TOKYO (AFP) - The United States and Japan said on Thursday Tokyo would pay a third of the cost of Washington pulling thousands of Marines out of Japan as it reduces its heavy military presence on Okinawa.
US Secretary of State John Kerry, Secretary of Defence Chuck Hagel, Japan's Foreign Minister Fumio Kishida and Defence Minister Itsunori Onodera signed the protocol amending the 2009 Guam International Agreement, as part of a meeting on the two countries' alliance.
Changes include "clarifying that Japan will contribute up to $3.1 billion (S$3.9 billion) in Fiscal Year 2012 US dollars in direct cash contributions to develop facilities and infrastructure in Guam and the Commonwealth of the Northern Mariana Islands", the state department said.
It accounts for 36 percent of the projected US$8.6 billion cost of the relocation.
The protocol also affirmed the US government "shall favourably consider requests by the government of Japan to use training areas in Guam and the Commonwealth of the Northern Mariana Islands."

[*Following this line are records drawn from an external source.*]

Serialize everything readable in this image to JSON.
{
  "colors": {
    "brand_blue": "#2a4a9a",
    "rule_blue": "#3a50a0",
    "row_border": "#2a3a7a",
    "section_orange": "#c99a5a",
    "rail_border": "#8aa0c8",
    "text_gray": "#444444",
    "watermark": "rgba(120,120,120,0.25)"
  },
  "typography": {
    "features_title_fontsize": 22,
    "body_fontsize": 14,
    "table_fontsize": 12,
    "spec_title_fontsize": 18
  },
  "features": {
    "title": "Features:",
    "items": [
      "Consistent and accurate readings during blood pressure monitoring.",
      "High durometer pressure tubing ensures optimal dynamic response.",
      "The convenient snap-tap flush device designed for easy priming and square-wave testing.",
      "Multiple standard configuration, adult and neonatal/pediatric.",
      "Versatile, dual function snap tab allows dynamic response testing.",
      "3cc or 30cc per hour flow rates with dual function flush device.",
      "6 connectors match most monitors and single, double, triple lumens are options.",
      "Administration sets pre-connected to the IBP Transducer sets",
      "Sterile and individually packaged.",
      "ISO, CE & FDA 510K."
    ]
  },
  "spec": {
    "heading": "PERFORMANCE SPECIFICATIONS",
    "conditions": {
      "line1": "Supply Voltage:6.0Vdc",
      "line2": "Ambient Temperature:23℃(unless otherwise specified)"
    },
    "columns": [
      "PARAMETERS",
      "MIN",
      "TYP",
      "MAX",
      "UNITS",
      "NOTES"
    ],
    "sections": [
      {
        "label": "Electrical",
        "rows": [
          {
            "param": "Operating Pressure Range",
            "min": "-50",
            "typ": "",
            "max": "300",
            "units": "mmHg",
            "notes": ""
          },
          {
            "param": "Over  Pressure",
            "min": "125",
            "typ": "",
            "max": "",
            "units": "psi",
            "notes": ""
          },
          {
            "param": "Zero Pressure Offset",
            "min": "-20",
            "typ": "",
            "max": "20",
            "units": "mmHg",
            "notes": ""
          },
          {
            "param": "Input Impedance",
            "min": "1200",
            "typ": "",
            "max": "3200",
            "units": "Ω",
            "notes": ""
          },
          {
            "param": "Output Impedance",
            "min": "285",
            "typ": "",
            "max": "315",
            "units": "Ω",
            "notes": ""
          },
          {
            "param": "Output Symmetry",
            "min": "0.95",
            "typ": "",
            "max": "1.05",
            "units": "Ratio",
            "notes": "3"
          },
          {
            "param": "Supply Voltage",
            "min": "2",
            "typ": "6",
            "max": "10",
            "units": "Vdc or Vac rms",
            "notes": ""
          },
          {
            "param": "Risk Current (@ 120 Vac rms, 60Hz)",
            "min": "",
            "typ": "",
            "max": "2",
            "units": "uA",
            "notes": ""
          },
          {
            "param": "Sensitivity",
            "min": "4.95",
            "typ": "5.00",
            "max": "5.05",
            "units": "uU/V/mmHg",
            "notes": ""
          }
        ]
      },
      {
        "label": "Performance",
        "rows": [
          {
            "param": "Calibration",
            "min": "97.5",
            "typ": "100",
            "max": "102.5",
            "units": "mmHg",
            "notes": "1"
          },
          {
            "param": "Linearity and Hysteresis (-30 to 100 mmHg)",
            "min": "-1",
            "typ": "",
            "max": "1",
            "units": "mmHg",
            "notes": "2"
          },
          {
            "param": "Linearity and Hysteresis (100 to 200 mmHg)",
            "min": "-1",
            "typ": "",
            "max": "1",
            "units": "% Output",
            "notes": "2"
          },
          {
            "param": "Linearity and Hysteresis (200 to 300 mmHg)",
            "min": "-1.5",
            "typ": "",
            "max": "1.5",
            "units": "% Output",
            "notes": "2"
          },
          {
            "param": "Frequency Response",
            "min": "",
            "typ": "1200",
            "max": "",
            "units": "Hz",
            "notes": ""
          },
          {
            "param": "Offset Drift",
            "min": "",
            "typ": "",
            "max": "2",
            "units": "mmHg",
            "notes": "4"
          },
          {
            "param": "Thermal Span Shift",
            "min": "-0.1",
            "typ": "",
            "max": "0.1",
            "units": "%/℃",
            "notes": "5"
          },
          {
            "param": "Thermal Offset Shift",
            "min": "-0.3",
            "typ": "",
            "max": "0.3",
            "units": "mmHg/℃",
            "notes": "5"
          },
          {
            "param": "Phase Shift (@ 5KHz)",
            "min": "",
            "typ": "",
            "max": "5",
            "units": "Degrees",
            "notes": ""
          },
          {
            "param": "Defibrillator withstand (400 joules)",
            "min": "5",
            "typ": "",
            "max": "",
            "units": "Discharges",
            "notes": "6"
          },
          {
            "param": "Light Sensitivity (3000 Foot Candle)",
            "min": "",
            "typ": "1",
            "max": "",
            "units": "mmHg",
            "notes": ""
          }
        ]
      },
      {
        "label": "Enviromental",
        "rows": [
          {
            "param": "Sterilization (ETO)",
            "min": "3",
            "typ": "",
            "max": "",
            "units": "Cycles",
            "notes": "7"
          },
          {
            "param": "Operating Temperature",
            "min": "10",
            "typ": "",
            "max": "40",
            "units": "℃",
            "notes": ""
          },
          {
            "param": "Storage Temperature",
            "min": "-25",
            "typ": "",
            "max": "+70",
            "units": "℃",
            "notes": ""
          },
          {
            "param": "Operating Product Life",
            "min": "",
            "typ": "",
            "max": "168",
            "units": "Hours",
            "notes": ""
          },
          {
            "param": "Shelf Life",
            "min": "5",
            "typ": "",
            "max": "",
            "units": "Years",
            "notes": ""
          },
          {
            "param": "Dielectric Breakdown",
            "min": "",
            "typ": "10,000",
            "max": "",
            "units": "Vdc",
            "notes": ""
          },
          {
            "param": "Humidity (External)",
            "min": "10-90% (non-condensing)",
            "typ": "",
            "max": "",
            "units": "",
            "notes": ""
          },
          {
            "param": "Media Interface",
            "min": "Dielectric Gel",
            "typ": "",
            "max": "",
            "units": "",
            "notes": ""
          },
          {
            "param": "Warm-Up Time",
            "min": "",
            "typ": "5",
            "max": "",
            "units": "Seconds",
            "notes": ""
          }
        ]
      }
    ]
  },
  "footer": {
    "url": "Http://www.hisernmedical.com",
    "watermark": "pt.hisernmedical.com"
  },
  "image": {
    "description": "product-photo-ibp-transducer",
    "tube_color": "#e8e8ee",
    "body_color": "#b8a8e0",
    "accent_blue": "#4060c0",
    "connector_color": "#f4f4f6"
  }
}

In a 2012 agreement, the United States said it would pull 9,000 Marines out of Okinawa - 4,000 of whom would go to Guam and 5,000 to Hawaii and on rotations to Australia - as it seeks to ease a long-running standoff over the future of its huge military presence in one of its top Asian allies.
Okinawa continues to be a source of tensions in a security relationship that both sides see as indispensable.
Around half of the 47,000 US service personnel in Japan are based on the strategically located island chain, which is nearer to Taiwan than it is to Tokyo.
The United States had agreed in 2006 to shift its Futenma air base - a longtime source of grievance as it lies in a crowded urban area - to a quiet stretch of seashore, with Marines leaving Okinawa.
The Futenma relocation has been stuck due to local opposition, but the two governments have agreed to treat the Marine relocation separately.
The planned Marine move, which is due to begin in the early 2020s, is part of a wider rebalancing of US military assets in the region under President Barack Obama's trumpeted "pivot" to Asia.